7. SHELL ASSET MANAGEMENT
SAMCo, as it is known, is the manager of assets for a number of Shell-related pensions. Fundraisers know the firm well and, now more than ever, find it essential to make the trip to Rijswijk, the Netherlands, in search of investment capital. The private equity programme, led by Robert Klap, is among a lucky group of LPs with “quite a bit of money” at present, according to a placement agent. “The question is, what do they do with the money?” he adds. In SAMCo's case, the group is not afraid to boldly venture into the emerging markets with a first-time fund. For example, Klap's team made a commitment to Hopu Fund, the high-profile new China-focused private equity group.
8. NIPPON LIFE INSURANCE
Don't let the “less than 1 percent” allocation fool you – Tokyo-based Nippon Life is a major LP with plenty of appetite for private equity, but with the sophistication to say “no” to most fund opportunities. The private equity programme, led by deputy general manager Hideya Sadanaga, puts to work as much as $500 million per year both locally and around the world. To date Nippon Life has made some $2 billion in commitments to buyout and venture capital funds. Sadanaga also oversees the company's hedge fund and credit fund programmes.
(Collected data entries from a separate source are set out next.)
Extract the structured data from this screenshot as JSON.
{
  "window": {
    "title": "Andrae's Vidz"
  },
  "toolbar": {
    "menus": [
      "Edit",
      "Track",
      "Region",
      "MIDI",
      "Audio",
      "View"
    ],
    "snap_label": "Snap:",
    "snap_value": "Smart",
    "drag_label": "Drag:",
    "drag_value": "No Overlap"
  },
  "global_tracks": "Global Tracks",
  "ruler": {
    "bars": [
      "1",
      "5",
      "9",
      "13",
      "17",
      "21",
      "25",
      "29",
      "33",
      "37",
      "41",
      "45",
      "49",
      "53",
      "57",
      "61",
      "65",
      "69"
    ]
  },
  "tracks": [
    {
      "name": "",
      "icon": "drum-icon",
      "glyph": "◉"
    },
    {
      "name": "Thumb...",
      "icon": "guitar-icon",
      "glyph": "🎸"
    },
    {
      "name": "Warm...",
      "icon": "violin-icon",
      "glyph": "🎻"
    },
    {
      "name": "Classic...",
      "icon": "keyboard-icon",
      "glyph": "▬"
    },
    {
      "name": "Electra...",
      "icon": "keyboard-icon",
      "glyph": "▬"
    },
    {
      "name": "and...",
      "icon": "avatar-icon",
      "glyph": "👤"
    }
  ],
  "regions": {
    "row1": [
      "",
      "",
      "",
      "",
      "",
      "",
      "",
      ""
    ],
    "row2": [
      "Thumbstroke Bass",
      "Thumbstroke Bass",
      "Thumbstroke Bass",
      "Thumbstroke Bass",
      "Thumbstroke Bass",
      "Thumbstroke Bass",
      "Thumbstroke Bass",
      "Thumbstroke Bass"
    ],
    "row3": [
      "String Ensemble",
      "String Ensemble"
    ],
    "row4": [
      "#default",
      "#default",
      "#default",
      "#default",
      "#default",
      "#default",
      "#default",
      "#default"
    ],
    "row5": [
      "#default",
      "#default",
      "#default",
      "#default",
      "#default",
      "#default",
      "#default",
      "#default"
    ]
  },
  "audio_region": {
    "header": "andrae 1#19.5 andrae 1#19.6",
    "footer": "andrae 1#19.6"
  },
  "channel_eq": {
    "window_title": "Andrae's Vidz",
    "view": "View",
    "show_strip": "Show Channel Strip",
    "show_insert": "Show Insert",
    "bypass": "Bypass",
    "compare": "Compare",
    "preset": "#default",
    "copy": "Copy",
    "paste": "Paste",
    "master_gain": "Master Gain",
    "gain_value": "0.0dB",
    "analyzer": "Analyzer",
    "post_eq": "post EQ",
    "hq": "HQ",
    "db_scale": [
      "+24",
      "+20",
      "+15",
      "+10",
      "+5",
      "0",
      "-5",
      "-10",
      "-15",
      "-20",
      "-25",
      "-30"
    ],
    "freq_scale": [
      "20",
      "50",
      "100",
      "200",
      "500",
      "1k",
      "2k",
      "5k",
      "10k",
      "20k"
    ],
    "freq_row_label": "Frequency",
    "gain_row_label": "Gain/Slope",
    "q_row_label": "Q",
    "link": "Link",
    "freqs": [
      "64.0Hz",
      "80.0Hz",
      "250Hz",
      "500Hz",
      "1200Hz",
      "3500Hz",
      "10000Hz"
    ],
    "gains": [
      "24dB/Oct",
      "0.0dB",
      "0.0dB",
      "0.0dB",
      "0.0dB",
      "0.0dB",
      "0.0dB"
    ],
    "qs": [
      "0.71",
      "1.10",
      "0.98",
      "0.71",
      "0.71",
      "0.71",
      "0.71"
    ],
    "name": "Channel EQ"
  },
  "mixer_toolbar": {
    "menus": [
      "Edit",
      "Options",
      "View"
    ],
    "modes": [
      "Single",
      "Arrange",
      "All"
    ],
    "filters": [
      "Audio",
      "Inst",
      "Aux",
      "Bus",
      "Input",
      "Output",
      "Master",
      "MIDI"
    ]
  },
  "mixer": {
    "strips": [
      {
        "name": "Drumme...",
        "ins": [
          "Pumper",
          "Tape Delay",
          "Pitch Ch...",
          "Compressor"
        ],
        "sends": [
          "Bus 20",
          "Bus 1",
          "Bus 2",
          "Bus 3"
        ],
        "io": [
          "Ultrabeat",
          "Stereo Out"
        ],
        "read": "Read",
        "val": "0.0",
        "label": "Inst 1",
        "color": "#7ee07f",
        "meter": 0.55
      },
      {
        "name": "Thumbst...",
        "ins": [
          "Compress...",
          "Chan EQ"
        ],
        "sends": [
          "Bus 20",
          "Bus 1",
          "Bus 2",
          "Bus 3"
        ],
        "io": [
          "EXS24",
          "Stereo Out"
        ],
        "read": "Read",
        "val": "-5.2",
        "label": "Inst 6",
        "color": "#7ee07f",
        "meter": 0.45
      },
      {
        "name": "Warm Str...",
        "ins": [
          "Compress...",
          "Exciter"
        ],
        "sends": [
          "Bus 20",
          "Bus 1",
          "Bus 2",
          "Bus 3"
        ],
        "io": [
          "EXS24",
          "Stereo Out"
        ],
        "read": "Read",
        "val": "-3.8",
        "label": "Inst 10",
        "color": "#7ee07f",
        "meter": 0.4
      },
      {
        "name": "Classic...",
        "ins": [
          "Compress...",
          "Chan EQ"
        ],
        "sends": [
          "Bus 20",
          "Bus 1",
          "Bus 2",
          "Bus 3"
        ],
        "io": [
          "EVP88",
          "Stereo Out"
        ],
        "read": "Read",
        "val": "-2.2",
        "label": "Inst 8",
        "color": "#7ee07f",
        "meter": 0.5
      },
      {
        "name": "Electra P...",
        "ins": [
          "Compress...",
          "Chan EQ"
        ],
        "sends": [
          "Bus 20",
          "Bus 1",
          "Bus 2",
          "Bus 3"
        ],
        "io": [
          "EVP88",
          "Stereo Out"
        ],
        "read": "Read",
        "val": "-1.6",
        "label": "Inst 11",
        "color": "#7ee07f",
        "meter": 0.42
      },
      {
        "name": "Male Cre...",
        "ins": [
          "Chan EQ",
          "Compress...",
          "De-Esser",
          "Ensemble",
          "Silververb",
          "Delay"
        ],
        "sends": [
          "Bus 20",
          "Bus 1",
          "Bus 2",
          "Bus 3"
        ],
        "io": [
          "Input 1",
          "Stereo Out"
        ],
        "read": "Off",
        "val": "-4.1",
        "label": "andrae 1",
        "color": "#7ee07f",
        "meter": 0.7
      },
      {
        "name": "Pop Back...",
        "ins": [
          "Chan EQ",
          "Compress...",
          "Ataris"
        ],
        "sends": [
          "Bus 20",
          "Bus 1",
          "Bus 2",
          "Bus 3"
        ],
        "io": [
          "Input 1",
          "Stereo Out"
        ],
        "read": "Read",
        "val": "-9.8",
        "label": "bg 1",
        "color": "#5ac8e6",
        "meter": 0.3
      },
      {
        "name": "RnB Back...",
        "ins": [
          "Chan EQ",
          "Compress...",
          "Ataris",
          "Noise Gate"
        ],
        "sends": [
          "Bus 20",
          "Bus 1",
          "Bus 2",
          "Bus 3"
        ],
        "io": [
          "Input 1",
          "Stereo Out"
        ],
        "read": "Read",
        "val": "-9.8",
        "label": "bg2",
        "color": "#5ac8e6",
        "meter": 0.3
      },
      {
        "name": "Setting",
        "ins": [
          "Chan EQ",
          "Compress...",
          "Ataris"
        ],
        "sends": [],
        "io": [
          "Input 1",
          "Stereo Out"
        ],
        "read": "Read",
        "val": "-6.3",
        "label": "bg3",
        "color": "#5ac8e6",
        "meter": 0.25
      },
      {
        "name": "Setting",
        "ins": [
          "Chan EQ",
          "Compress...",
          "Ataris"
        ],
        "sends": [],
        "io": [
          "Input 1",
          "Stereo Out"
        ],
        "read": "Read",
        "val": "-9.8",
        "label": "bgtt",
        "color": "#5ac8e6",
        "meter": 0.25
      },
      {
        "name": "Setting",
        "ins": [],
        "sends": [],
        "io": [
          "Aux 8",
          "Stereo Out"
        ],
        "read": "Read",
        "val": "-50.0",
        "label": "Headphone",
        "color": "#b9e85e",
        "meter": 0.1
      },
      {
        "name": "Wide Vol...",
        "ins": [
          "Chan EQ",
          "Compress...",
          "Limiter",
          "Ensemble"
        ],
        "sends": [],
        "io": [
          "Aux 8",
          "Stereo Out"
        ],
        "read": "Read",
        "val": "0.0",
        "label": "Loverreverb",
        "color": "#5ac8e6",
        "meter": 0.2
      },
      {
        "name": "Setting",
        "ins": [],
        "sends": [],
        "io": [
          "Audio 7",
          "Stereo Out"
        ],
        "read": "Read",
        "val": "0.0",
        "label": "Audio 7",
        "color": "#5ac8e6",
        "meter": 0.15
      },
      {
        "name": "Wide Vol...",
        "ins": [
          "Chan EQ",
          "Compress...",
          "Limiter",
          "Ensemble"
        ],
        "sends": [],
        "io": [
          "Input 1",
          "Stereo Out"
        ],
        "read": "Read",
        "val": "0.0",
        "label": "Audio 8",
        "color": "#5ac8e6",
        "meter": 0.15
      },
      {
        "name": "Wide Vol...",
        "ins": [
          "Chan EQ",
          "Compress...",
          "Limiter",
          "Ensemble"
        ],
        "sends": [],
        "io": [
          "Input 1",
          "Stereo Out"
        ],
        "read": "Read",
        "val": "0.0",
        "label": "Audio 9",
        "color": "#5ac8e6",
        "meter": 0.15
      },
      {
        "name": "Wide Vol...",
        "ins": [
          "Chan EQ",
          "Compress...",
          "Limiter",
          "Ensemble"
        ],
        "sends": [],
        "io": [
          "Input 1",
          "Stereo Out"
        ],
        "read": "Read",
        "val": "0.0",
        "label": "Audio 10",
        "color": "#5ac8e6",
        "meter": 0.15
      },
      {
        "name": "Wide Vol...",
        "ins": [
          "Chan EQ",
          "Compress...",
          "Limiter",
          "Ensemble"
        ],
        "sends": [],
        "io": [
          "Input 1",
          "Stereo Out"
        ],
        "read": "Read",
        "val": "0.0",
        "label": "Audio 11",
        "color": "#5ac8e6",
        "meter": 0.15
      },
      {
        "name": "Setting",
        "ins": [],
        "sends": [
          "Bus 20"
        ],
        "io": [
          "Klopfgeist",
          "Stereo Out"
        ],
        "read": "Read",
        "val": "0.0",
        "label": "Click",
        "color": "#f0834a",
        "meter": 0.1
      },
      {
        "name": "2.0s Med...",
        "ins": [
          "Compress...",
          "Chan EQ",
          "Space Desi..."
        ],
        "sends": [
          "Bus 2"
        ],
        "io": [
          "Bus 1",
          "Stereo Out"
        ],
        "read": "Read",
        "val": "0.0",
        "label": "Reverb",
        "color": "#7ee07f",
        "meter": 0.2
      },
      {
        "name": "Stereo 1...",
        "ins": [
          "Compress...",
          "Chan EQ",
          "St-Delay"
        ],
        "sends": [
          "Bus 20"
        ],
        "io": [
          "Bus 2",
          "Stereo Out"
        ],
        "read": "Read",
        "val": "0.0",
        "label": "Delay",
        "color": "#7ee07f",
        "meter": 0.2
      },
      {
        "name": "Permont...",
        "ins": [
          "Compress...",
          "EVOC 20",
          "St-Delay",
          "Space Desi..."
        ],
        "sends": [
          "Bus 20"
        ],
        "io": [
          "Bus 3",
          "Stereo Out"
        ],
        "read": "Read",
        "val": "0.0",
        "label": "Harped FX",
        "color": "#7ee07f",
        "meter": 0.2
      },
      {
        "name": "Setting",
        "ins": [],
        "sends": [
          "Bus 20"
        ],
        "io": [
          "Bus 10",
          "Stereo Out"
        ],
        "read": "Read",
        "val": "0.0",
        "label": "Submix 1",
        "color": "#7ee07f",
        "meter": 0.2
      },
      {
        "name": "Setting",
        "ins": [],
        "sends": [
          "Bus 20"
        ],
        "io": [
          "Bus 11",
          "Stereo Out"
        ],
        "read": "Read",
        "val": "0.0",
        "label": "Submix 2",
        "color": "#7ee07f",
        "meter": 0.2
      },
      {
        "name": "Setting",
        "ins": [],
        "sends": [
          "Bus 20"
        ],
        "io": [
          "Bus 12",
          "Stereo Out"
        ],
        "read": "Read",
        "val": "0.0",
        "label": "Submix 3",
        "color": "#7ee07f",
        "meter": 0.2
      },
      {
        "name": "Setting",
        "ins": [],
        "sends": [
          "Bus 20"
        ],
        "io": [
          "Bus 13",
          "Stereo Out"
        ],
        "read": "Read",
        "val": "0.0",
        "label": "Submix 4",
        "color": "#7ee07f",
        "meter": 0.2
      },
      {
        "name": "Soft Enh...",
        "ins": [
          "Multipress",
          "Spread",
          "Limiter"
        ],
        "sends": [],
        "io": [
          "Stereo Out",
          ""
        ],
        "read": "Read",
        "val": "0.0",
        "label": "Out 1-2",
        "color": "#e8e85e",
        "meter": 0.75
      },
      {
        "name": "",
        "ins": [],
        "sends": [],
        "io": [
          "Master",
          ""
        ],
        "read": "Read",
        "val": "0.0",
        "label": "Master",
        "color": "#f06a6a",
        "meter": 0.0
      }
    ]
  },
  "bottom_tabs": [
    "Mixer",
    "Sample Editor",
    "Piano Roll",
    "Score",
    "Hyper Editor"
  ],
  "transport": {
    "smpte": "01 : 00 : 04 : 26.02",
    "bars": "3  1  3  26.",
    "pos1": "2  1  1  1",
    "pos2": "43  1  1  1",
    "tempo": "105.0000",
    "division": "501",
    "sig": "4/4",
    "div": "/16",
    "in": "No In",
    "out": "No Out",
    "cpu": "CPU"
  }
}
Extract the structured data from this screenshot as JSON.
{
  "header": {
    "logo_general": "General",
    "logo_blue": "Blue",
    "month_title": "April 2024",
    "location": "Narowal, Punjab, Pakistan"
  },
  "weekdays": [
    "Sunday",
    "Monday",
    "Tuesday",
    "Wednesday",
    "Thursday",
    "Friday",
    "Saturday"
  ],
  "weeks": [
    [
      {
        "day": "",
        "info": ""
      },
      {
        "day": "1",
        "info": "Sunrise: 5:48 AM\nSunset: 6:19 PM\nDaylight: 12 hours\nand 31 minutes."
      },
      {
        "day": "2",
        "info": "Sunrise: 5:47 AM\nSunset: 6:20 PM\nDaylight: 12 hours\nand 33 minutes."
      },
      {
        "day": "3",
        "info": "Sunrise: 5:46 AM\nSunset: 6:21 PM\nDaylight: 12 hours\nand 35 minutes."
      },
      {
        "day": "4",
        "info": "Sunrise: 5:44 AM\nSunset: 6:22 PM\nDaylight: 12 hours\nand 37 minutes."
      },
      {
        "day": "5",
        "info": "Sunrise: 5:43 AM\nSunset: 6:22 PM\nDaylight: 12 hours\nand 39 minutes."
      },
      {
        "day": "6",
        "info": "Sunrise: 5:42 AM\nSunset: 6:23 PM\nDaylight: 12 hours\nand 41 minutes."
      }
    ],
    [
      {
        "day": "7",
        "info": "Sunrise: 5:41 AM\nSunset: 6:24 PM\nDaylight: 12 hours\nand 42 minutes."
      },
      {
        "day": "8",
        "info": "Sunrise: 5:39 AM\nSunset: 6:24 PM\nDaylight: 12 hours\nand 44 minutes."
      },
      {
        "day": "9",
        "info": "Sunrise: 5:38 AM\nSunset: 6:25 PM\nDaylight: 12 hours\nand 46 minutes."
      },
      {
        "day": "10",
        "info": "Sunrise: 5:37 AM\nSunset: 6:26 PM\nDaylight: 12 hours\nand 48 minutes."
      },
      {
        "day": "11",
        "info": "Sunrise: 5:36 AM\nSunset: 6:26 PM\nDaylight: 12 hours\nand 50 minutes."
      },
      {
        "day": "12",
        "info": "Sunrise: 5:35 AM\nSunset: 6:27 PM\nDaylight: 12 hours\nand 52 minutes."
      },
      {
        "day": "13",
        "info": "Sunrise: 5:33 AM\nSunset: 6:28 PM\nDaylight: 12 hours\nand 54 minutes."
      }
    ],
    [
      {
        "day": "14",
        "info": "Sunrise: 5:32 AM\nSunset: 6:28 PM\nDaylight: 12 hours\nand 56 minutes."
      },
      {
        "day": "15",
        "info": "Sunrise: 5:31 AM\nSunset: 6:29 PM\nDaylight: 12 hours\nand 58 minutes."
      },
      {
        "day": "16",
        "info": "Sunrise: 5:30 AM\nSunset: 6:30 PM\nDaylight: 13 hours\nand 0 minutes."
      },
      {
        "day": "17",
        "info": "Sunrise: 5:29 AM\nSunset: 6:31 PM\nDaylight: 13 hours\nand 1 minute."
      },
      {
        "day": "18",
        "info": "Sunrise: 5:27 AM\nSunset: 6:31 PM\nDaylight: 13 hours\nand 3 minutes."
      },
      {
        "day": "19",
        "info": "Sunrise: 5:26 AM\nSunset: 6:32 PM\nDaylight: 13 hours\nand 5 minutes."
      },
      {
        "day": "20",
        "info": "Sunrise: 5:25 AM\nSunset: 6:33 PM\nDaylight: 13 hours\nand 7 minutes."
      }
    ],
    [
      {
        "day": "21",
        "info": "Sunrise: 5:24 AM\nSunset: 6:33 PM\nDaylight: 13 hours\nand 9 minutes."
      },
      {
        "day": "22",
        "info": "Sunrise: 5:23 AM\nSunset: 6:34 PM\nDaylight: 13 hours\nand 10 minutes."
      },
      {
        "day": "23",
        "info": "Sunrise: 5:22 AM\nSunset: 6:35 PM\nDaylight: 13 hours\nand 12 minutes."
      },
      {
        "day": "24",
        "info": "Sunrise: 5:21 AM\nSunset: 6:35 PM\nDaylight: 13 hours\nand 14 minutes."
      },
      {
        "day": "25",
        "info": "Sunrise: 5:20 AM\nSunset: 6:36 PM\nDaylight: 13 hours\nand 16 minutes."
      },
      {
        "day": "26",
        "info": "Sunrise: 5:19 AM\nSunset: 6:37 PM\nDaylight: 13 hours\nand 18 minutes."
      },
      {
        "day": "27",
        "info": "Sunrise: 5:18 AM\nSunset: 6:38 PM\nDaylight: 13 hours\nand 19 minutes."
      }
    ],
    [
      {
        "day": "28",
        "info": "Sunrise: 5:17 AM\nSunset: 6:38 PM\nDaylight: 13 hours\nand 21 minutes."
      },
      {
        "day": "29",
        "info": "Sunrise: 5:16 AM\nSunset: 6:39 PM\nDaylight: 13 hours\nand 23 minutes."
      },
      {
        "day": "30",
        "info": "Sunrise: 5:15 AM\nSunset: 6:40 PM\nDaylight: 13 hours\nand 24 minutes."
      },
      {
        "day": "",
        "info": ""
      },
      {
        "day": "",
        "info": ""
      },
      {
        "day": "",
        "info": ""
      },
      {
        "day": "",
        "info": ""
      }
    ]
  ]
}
9. FORT WORTH EMPLOYEES' RETIREMENT FUND
What Fort Worth's municipal pension fund lacks in size it makes up for in momentum. Last September, the pension announced an increased target allocation to private equity and the intention to put some $30 million to work on a yearly basis to reach that allocation. Nothing to be sneezed at, especially for smaller funds and funds of funds. The pension enjoys the highclass problem of not having entered the asset class until 2006, and therefore sidestepped the denominator effect.
10. FUNDS OF FUNDS AND GATEKEEPERS
Fundraising professionals contacted for this article all noted that funds of funds and investment advisers find themselves in particularly strong positions in today's market, or at least the ones to have raised significant funds. Groups like HarbourVest Partners, LGT Capital Partners and Adams Street Partners do not need to worry about over-allocating to private equity as a result of shrunken stock markets. So long as their own limited partners answer capital calls, these groups find themselves in powerful positions, able as they are to write sizeable cheques to worthy GPs.